Le Renault nous emmène jusqu’au village de Jean-François Millet, Gruchy, d’où nous partons par le sentier du littoral sentir les paysages, l’atmosphère et les points de vue favoris du peintre lorsqu’il revient chez lui. Nous pouvons y observer les champs à flanc de pente, les rochers à fleur d’eau sur la mer, quelques stations indiquées par des panneaux dans les endroits remarquables.

La végétation est de lande ou de chemin creux boueux où pousse le sureau, les ronces aux mûres pas encore mûres, mais surtout le chèvrefeuille odorant qui persiste plus qu’ailleurs.
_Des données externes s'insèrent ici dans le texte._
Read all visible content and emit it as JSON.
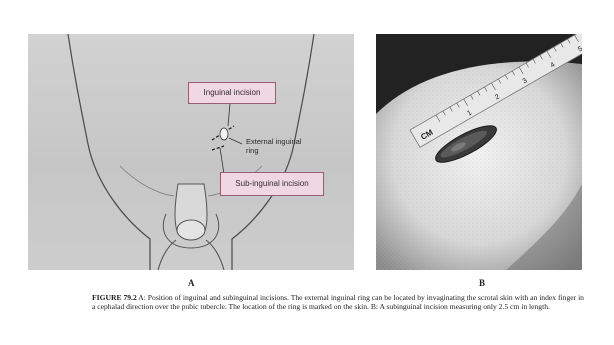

Quelques montées et descentes, mais moins qu’hier. En revanche, plusieurs passages dans la gadoue jusqu’aux chevilles, que la guide essaie de négocier à l’aide de ces fameux bâtons qui ne servent pas à grand-chose dans les chemins encaissés. Nous longeons les ruines d’un gabion de douanier dont il ne subsiste que les fondations. Plus loin, en revanche, c’est une véritable maison en dur dissimulée sous les arbres qui servait de planque aux douaniers chargés de surveiller la mer du 17ème au début du 20ème siècle, et notamment les barques de contrebande qui allaient, de nuit, livrer du calva contre du tabac aux îles anglo-normandes en face.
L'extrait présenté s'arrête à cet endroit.